Chapter 8 Panel Data

We will use the 2010-2014 CCES Panel Data as an example to demonstrate some panel analysis techniques. You may download the survey from here.

8.1 Reshaping Data

The CCES data comes in “wide” format. That means that each row is an individual and their responses for each year of the survey are recorded across the dataset in columns. For example, the variable CC10_308a is the individual’s approval of President Obama in 2010, CC12_308a is the approval of Obama in 2012, and CC14_308a is the value of approval for 2014.

While there may be some value to having data appear in this format, it is necessary to change to “long” format in order to conduct panel analyses in Stata. Long format means that there is a separate observation for each individual in each year. Thus, what you would end up with for this panel dataset is three observations for each respondent (2010, 2012, and 2014) with one variable for each question that was asked in each of those years. In other words, instead of having CC10_308a, CC12_308a, and CC14_308a, you would want just a single CC_308a. You would then have a caseid variable that is unique to each respondent, and a year variable that indicates which year each variable applies to.

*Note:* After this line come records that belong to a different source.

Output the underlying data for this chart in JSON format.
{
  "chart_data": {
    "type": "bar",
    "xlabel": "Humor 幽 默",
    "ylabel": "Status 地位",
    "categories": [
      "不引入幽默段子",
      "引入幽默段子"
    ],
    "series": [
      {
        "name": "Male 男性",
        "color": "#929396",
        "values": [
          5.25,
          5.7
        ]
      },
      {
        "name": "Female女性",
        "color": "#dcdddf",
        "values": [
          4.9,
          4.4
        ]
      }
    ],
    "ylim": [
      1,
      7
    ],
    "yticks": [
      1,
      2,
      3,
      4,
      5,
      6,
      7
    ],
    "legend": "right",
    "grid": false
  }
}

Once we understand some of the re-naming conventions, it is not particulalry difficult to re-shape the dataset so that it works in this form. The do-file below shows how we would do this with the wide-form panel data. The basic gist is that we would be subsetting the wide-form dataset into three different datasets: one for each wave (or year). We then rename the variables so that they will have the same variable names in each year (e.g. CC_308a instead of CC10_308a, CC12_308a, and CC14_308a).

Once you have your data set up in long form, you can tell Stata that it is in panel format. To do this, you use the xtset command and then follow that command first with the variable indicating each unique respondent and the variable indicating each time period.

xtset caseid year

However, in this case we want to specify to Stata that the time periods in our analysis happen every two years rather than every year. Thus, we can include an additional option to the above command to make this clear:

xtset caseid year, delta(2)

8.2 Panel Analysis

Now that we have xtset the data, we can use the entire body of xt commands in Stata. To see what these include, you can type help xt into the command line in Stata. Note that most common regression models are avaiable in xt format (e.g. xtreg, xtlogit, xtologit, and so on).

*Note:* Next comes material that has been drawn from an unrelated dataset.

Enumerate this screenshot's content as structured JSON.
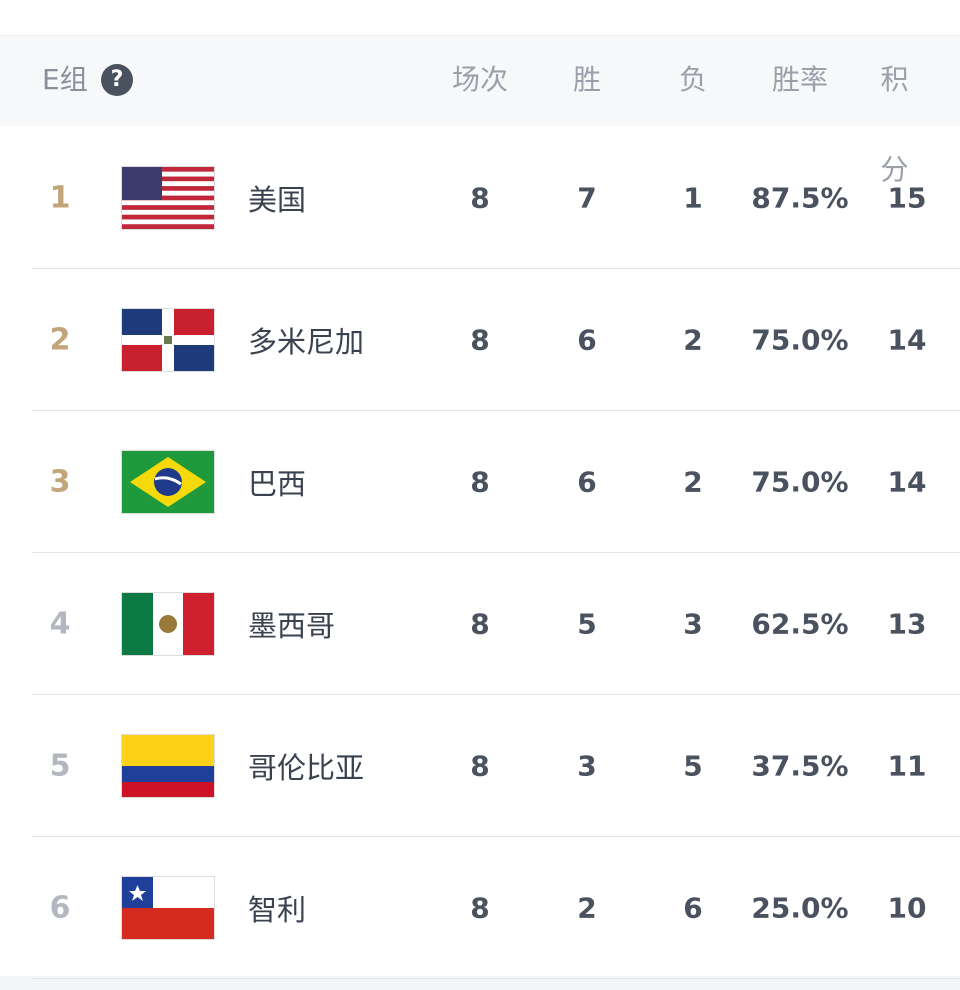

Let’s say that we are interested in understanding whether people punish or reward the president for their own employment situation. In other words, we want to see whether the act of getting a job (or losing a job) affects how people evaluated President Obama during his term in office. The dependent variable we will use here is a question asking how much people approve of Obama (CC308a). Our key independent variable will be whether an individual states that they are employed full-time or unemployed (we will exclude other employment responses from this analysis).

We need to do a little re-coding to get started:

recode employ  4=0 2/3=. 5/9=., gen(employed)
recode CC308a 1=3 2=2 3=1 4=0 5=., gen(obama_approval)

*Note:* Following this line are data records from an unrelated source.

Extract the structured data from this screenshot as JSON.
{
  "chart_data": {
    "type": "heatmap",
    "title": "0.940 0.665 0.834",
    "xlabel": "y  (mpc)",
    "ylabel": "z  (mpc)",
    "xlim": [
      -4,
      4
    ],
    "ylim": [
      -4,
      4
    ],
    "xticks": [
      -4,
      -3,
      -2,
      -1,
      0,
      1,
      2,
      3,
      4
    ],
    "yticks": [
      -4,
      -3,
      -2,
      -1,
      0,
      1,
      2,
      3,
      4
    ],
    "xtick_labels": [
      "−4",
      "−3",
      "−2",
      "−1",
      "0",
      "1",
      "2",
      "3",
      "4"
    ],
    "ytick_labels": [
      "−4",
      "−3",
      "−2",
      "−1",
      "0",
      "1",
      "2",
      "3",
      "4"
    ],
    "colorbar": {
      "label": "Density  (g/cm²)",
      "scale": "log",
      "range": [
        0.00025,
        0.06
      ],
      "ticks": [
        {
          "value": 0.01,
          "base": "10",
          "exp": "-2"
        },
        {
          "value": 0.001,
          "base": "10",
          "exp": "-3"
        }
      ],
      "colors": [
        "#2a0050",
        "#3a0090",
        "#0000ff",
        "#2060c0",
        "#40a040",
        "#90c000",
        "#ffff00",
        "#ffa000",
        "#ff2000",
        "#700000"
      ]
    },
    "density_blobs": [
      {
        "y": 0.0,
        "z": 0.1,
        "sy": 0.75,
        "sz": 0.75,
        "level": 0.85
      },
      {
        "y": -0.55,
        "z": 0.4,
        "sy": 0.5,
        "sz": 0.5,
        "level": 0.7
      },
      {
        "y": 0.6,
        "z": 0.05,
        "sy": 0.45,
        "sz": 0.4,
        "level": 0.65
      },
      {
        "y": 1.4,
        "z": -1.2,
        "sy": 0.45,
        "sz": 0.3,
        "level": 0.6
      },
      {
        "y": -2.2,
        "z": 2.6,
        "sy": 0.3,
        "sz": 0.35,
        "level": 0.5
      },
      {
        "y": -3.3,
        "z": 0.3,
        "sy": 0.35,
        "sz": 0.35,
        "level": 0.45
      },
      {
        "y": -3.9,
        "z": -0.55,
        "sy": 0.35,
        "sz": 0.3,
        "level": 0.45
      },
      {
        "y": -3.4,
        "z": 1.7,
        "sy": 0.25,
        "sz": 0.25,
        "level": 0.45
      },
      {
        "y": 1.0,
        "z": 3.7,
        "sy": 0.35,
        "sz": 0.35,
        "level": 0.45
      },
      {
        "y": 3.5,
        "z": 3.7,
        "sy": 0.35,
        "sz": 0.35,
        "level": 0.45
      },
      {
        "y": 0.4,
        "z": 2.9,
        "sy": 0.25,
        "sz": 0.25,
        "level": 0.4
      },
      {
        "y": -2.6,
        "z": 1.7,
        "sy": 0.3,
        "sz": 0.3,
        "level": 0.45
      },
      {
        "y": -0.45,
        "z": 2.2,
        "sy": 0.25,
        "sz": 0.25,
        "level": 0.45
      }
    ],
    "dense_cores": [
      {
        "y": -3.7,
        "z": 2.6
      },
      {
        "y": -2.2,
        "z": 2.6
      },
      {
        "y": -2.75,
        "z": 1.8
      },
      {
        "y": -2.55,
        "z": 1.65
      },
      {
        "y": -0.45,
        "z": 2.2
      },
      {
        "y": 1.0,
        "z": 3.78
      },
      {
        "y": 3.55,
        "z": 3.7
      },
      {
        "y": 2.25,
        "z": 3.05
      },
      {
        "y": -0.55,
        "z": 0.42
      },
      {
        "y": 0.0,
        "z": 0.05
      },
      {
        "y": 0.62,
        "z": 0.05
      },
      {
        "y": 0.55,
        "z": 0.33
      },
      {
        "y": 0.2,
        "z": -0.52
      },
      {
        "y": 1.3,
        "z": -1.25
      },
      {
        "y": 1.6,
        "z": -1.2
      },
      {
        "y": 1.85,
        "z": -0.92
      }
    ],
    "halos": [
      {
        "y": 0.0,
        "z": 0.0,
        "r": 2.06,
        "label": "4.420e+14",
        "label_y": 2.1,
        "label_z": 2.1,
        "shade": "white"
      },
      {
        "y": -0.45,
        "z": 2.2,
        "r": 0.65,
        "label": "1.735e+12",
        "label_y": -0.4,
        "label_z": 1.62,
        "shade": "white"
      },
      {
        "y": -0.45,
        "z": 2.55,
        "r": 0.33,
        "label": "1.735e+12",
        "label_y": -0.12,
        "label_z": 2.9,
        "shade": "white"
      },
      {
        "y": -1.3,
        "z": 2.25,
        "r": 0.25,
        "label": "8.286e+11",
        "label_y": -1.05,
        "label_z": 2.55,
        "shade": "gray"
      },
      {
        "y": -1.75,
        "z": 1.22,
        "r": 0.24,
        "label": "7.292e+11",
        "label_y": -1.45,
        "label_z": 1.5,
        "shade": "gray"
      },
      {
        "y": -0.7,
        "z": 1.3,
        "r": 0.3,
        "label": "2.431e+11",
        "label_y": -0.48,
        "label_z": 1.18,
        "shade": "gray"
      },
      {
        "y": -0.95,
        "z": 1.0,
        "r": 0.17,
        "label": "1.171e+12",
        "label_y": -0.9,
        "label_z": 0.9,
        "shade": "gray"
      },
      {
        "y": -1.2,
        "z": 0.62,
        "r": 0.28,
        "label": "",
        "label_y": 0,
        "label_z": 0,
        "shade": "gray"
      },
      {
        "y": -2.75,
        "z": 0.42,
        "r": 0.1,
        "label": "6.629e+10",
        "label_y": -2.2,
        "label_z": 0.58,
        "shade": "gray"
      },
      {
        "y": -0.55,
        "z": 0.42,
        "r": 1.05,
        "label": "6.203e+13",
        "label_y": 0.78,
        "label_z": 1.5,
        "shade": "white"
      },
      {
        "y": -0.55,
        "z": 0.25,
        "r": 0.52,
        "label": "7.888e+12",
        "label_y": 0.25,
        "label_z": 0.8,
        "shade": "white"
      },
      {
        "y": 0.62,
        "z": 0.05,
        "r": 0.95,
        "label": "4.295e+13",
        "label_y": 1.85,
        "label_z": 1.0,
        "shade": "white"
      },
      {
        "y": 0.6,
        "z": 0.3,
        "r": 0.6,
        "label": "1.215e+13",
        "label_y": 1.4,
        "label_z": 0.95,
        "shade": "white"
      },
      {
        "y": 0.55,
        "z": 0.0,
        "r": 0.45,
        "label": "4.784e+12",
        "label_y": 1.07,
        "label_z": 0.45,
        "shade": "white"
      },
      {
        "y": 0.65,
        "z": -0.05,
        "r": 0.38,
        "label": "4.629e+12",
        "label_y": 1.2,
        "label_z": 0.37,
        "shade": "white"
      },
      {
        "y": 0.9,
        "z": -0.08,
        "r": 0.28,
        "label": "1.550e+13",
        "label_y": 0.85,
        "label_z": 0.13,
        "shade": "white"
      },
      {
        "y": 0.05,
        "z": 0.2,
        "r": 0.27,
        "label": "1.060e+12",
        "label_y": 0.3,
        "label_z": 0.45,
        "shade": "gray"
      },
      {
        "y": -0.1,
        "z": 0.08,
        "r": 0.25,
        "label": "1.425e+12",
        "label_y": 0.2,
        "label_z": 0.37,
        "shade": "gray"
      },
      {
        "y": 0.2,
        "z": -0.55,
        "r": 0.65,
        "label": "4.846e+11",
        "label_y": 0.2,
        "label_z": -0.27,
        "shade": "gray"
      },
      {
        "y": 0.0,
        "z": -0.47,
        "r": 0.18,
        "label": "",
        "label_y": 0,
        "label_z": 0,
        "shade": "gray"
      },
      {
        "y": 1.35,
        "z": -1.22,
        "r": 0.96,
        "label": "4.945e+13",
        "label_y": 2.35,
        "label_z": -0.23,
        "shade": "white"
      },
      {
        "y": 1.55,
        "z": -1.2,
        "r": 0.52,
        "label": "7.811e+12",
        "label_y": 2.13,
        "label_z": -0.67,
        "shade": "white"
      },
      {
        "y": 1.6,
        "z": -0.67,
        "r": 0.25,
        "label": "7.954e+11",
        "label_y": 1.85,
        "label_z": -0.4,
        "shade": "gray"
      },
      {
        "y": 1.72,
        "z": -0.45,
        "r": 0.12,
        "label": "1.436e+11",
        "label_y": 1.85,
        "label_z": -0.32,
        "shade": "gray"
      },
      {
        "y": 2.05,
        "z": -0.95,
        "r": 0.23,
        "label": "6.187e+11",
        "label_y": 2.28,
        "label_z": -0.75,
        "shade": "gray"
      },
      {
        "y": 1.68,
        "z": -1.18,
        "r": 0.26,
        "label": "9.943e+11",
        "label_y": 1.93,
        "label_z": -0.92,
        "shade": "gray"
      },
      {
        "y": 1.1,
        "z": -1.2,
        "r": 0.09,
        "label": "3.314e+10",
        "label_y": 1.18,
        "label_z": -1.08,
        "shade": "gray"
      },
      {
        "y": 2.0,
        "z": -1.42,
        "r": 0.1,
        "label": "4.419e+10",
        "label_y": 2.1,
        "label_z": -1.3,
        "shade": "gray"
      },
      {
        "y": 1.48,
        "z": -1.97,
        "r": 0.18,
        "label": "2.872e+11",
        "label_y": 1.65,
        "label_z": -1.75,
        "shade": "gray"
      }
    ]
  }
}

The most basic way we might try to analyze this data is to take a difference-in-difference approach. Essentially, what we are attempting to discern is whether individuals whose employment situation changes from one wave to the next change their opinions of Obama at a different rate compared to those whose employment situation does not change.

We can do a fairly simple first cut at this analysis through a regression framework. The first thing we need to do is created a lagged version of the employment variable (i.e. whether the person was employed in the previous wave).

gen lagged_employed=l1.employed

Now, let’s run a simple regression where we interact employed with lagged_employed. For our dependent variable, we want to know the difference in approval from the previous time period (because we are comparing the differences between the difference in approval for each group). Since Stata knows we have panel data, we can specify that we want the difference as our dependent variable using the d1. operator. So:

reg d1.obama_approval lagged_employed#employed
margins, over(lagged_employed employed)

Using the margins command after the regression provides a very easy way of seeing how approval changes among each of the four groups. For example, there was a .07 point drop in approval among individuals who were unemployed in one time period and stayed unemployed in the next wave. By comparison, approval dropped .048 for those who moved from being unemployed to being employed. Given the size ot the standard errors for these means, there is no significant difference between the two groups. You can also compare people who had a job and lost it to those who had and kept a job. Again, there is no sigificant difference in approval for these groups.

The difference-in-difference approach is often not the most efficient estimation of the data. This is because it only uses information comparing one time period to the period immediately before it; however, we can also learn something from comparing across multiple time periods. Additionally, the difference-in-difference approach works with binary treatment variables, but it does not easily handle variables with gradations (i.e. income, partisanship, etc.).

Another approach is using panel regression with unit fixed effects. To do this in Stata, we take advantage of the xtreg command.

xtreg obama_approval employed, fe

The , fe options specifies a fixed effects model. Essentially, we are controlling for any time-invariant differences across individuals by taking this approach. The information being used to determine the effect of employment status on approval is only for individuals whose employment status changed at some point during the 3 waves. Based on this approach, employment status appears to be unrelated to approval for Obama (based on the coefficient for the employed variable).